Arts & Culture

‘Comedy Tonight’: Musical transports crowds to Rome

Courtesans, slaves, plebeians sing, dance to Sondheim in night of sexual debauchery

By
Staff Writer
Friday, April 10, 2015

Light, punny and packed with satire, “A Funny Thing Happened on the Way to the Forum” presented by Brown University Gilbert and Sullivan is sure to send audience members home chuckling. Directed by Paul Martino ’17, the musical features a comically absurd plot, a lively set and talented actors.

Set in ancient Rome, the musical displays distinct aspects of contemporary humor, as well as a number of pop culture references. The director’s inspiration for the adapted play — with the music and lyrics by Stephen Sondheim and the script by Burt Shevelove and Larry Gelbart — came from a form of theater known as “commedia dell’arte,” which loosely translates to “the comedy of craft,” Martino said. The improvisation of this form of theater “allows for such a huge diversity of ideas, which let the characters evolve both verbally and physically,” said Assistant Director Ani Mack ’17. 

The play opens with a lively song, “Comedy Tonight,” performed by the entire cast. The audience is welcomed by the cacophonous, yet strangely appealing, clash of bright and gaudy costumes and set pieces, made to depict a three-house neighborhood in ancient Rome. The rampant use of slapstick humor throughout the opening immediately makes it clear that the audience is in for two hours of vaudeville-reminiscent comedy.

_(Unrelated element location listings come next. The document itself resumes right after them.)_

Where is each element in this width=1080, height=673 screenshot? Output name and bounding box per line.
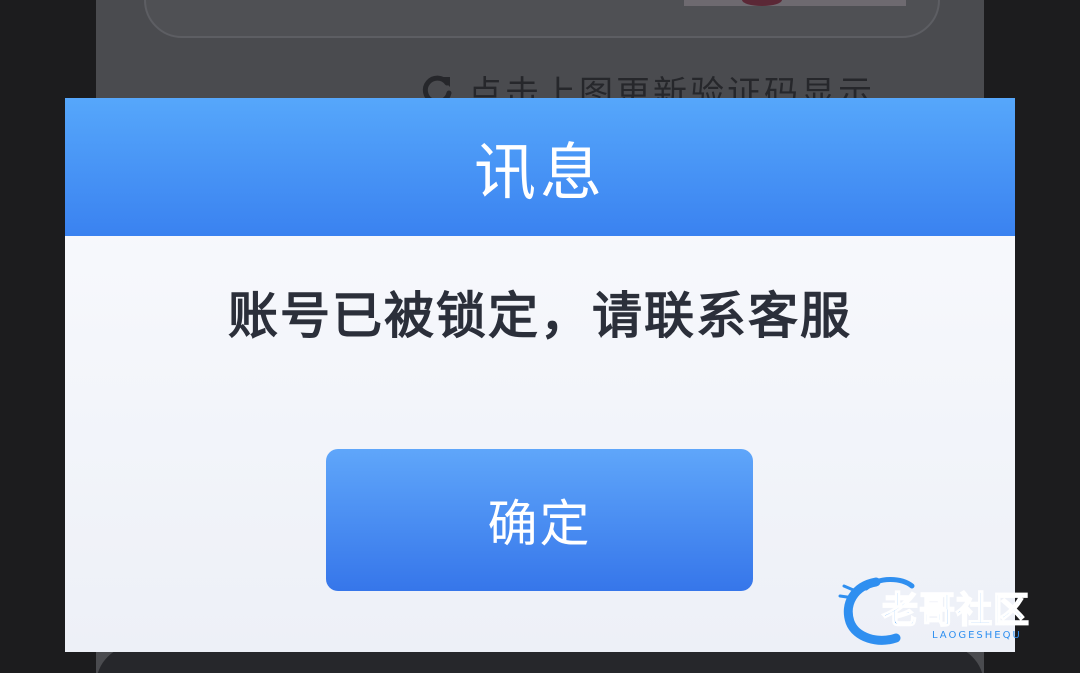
- message-dialog: 讯息 账号已被锁定，请联系客服 确定: [65, 98, 1015, 652]
- dialog-message: 账号已被锁定，请联系客服: [228, 287, 852, 345]
- confirm-button[interactable]: 确定: [326, 449, 753, 591]
- watermark-subtext: LAOGESHEQU: [932, 630, 1022, 641]
- dialog-title: 讯息: [473, 136, 606, 209]
- watermark-logo: 老哥社区 LAOGESHEQU: [838, 577, 1030, 645]
- dialog-header: 讯息: [65, 98, 1015, 236]
- captcha-image: [684, 0, 906, 6]
- watermark-text: 老哥社区: [882, 590, 1030, 631]
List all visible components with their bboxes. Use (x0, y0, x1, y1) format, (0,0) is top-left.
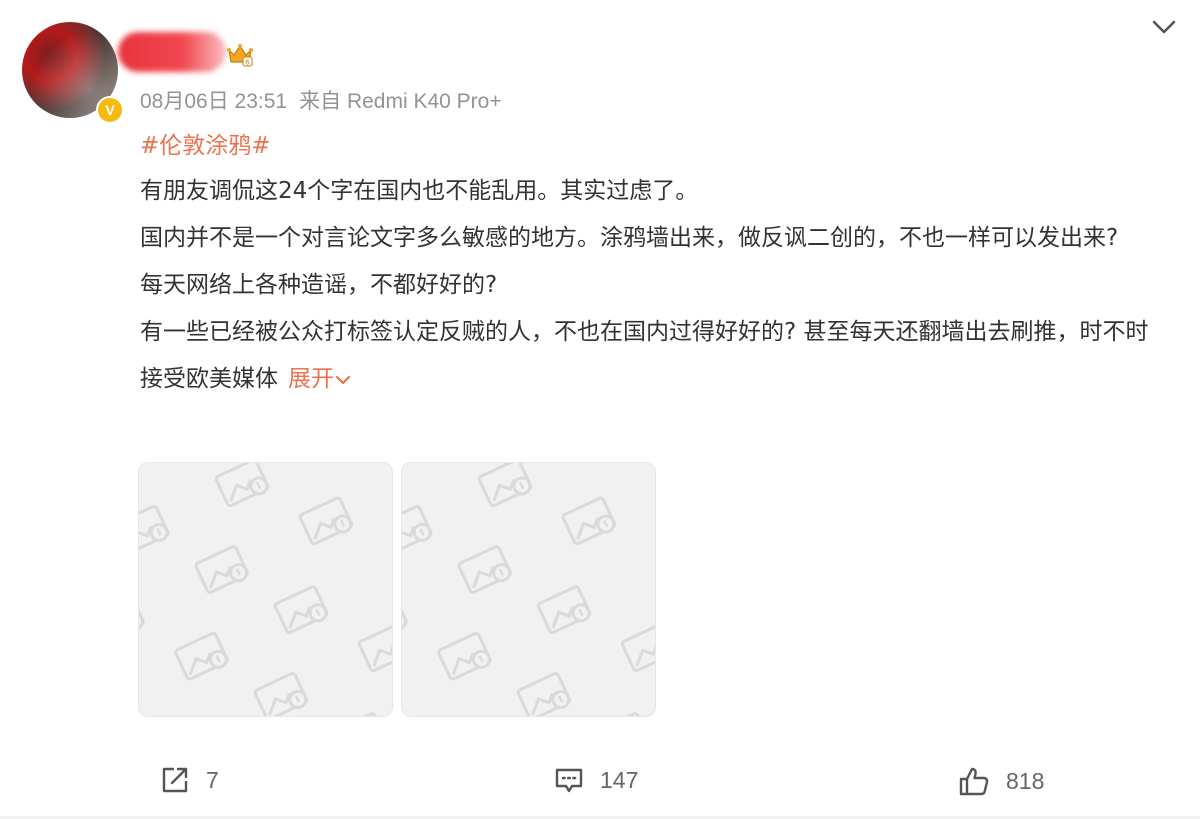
like-count: 818 (1006, 767, 1045, 794)
chevron-down-icon (335, 375, 351, 384)
comment-count: 147 (600, 766, 639, 793)
post-content: 有朋友调侃这24个字在国内也不能乱用。其实过虑了。 国内并不是一个对言论文字多么… (140, 168, 1170, 403)
post-date[interactable]: 08月06日 23:51 (140, 90, 287, 113)
hashtag-link[interactable]: #伦敦涂鸦# (140, 126, 271, 160)
post-meta: 08月06日 23:51 来自 Redmi K40 Pro+ (140, 85, 502, 115)
share-count: 7 (206, 766, 219, 793)
username-redacted[interactable] (118, 32, 226, 72)
avatar-container[interactable]: V (22, 22, 124, 124)
post-paragraph: 国内并不是一个对言论文字多么敏感的地方。涂鸦墙出来，做反讽二创的，不也一样可以发… (140, 225, 1119, 251)
image-placeholder-icon (139, 463, 392, 716)
post-paragraph-last: 有一些已经被公众打标签认定反贼的人，不也在国内过得好好的? 甚至每天还翻墙出去刷… (140, 309, 1170, 403)
like-icon (959, 767, 989, 796)
expand-link[interactable]: 展开 (288, 366, 352, 392)
image-placeholder[interactable] (401, 462, 656, 717)
chevron-down-icon[interactable] (1148, 14, 1180, 40)
verified-icon: V (96, 96, 124, 124)
post-source: 来自 Redmi K40 Pro+ (299, 90, 502, 113)
image-placeholder[interactable] (138, 462, 393, 717)
comment-icon (555, 768, 583, 793)
like-button[interactable]: 818 (958, 765, 1044, 797)
svg-text:6: 6 (245, 59, 250, 67)
share-button[interactable]: 7 (160, 765, 219, 795)
image-grid (138, 462, 656, 717)
post-paragraph: 每天网络上各种造谣，不都好好的? (140, 272, 498, 298)
share-icon (162, 767, 188, 793)
comment-button[interactable]: 147 (554, 765, 638, 795)
expand-label[interactable]: 展开 (288, 366, 334, 392)
action-bar: 7 147 818 (0, 757, 1200, 807)
vip-crown-icon: 6 (227, 44, 253, 67)
image-placeholder-icon (402, 463, 655, 716)
post-paragraph: 有朋友调侃这24个字在国内也不能乱用。其实过虑了。 (140, 178, 699, 204)
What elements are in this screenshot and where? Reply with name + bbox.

The musical tells the story of Pseudolus, a slave plotting to gain her freedom by helping her master, Hero, win the hand of Philia, a courtesan in the House of Marcus Lycus. But Pseudolus is hindered from achieving her goal by a streak of comical obstacles. In the events that follow, audience members are greeted by a number of elements characteristic of plays of this type: farces, puns, heavy satire and mistaken identities. They also encounter eclectic characters such as Hysterium, the head slave who is under strict orders from Hero’s parents to “keep (Hero) away from the other sex,” and Miles Gloriosus, a captain to whom Philia is already betrothed. The hilarity of the play peaks during the final scene, in which Pseudolus’ plan is about to fall apart at the seams and the disguised characters are revealed.

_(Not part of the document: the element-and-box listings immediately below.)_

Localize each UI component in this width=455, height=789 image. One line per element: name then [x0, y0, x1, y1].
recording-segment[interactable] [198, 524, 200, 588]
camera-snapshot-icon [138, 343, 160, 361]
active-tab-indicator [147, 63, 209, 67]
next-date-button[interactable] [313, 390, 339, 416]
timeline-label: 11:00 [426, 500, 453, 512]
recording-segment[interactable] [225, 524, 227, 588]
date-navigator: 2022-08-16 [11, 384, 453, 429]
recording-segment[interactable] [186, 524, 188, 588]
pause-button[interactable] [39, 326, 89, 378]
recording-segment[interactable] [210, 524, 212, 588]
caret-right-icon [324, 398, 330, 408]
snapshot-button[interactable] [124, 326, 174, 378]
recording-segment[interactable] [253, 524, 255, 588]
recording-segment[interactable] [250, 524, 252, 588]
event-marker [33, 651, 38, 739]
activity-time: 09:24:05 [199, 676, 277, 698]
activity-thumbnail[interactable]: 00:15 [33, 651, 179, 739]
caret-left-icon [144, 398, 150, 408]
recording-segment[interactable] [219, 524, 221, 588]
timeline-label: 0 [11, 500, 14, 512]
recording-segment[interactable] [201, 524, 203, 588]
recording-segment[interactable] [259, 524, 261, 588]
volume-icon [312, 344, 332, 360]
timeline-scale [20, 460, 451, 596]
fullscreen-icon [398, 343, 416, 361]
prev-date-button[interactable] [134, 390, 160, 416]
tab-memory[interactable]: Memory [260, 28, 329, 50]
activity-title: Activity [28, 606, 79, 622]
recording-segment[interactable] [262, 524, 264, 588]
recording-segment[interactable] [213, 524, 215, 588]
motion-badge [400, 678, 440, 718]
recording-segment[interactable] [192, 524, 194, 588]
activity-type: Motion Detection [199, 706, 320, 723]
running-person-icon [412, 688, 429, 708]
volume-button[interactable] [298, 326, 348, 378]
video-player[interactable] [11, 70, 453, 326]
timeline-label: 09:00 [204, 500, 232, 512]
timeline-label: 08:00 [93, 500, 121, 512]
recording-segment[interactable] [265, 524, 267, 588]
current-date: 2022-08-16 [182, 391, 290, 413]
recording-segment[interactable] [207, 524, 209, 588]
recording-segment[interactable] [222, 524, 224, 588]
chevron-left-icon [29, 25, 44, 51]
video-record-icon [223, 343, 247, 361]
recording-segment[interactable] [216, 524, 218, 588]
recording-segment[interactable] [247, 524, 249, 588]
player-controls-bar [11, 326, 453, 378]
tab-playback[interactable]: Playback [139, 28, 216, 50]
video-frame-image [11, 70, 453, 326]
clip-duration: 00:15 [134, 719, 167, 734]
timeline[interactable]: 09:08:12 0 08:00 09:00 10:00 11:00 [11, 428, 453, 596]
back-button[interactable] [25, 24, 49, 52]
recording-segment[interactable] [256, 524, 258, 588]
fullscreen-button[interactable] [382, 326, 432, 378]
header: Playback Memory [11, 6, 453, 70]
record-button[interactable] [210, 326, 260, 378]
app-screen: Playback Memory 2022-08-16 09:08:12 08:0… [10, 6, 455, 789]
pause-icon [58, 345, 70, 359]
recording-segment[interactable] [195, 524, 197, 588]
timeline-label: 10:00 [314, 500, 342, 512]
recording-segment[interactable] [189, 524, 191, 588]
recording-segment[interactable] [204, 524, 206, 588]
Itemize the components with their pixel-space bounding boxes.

Anna Stacy ’17, who plays Pseudolus, gives an evocative performance throughout the musical and steals the show with her nuanced facial expressions and unbounded energy. Ross Hegtvedt ’15 also stands out as Hysterium by drawing out the high-strung and distressed personality of the character.

The directors add a twist to the musical by casting a woman as Pseudolus, who was originally written as a man, and by featuring one of Marcus Lycus’ courtesans as a drag queen. In doing so, they deftly bring to the audience’s attention problematic issues like female objectification and homophobia, which were rampant in many works produced in the mid-20th century.

“We chose the show knowing that it would be difficult to present in this environment,” said Martino, “but I think we did a good job of modernizing it and making it more ‘Brown,’” he added. 

The musical also employs tasteful exaggeration in the dialogue, set pieces and costumes alluding to such problematic issues: The house of Marcus Lycus includes a “peephole” through which the neighbors sneak glimpses of the courtesans, and Marcus Lycus, played by Advik Iyer Guha ’16, swaggers through the set with a Hugh Hefner-like silk robe and walking stick, speaking with a hilarious drawl throughout the musical.

The orchestra, directed by Jeff Ball ’17, plays cheery tunes that add an aspect of playfulness to the entire musical and emphasize the ridiculousness of the chaotic final scene. But the musicians often lag behind the actors, especially during the faster songs in the production.

“I hope the audience walks away from the musical feeling completely cathartic,” Martino said, adding that he also wants the audience to realize how different comedy in the mid-20th century was. “Satire is so powerful. It takes horrible beliefs that people have and makes them funny. But it has that double-edged sword in that you feel motivated to change that,” Mack said.

“A Funny Thing Happened on the Way the Forum” opens tonight in Alumnae Hall Auditorium at 8 p.m. Performances are scheduled for Saturday at 2 p.m. and 8 p.m. and Sunday at 3 p.m. Admission is free.

  • Martin Murphy

    It’s funny that someone felt that this particular show needed to be made more “Brown”. The co-author of the script – Burt Shevelove ’37 – co-founded Brownbrokers in 1935.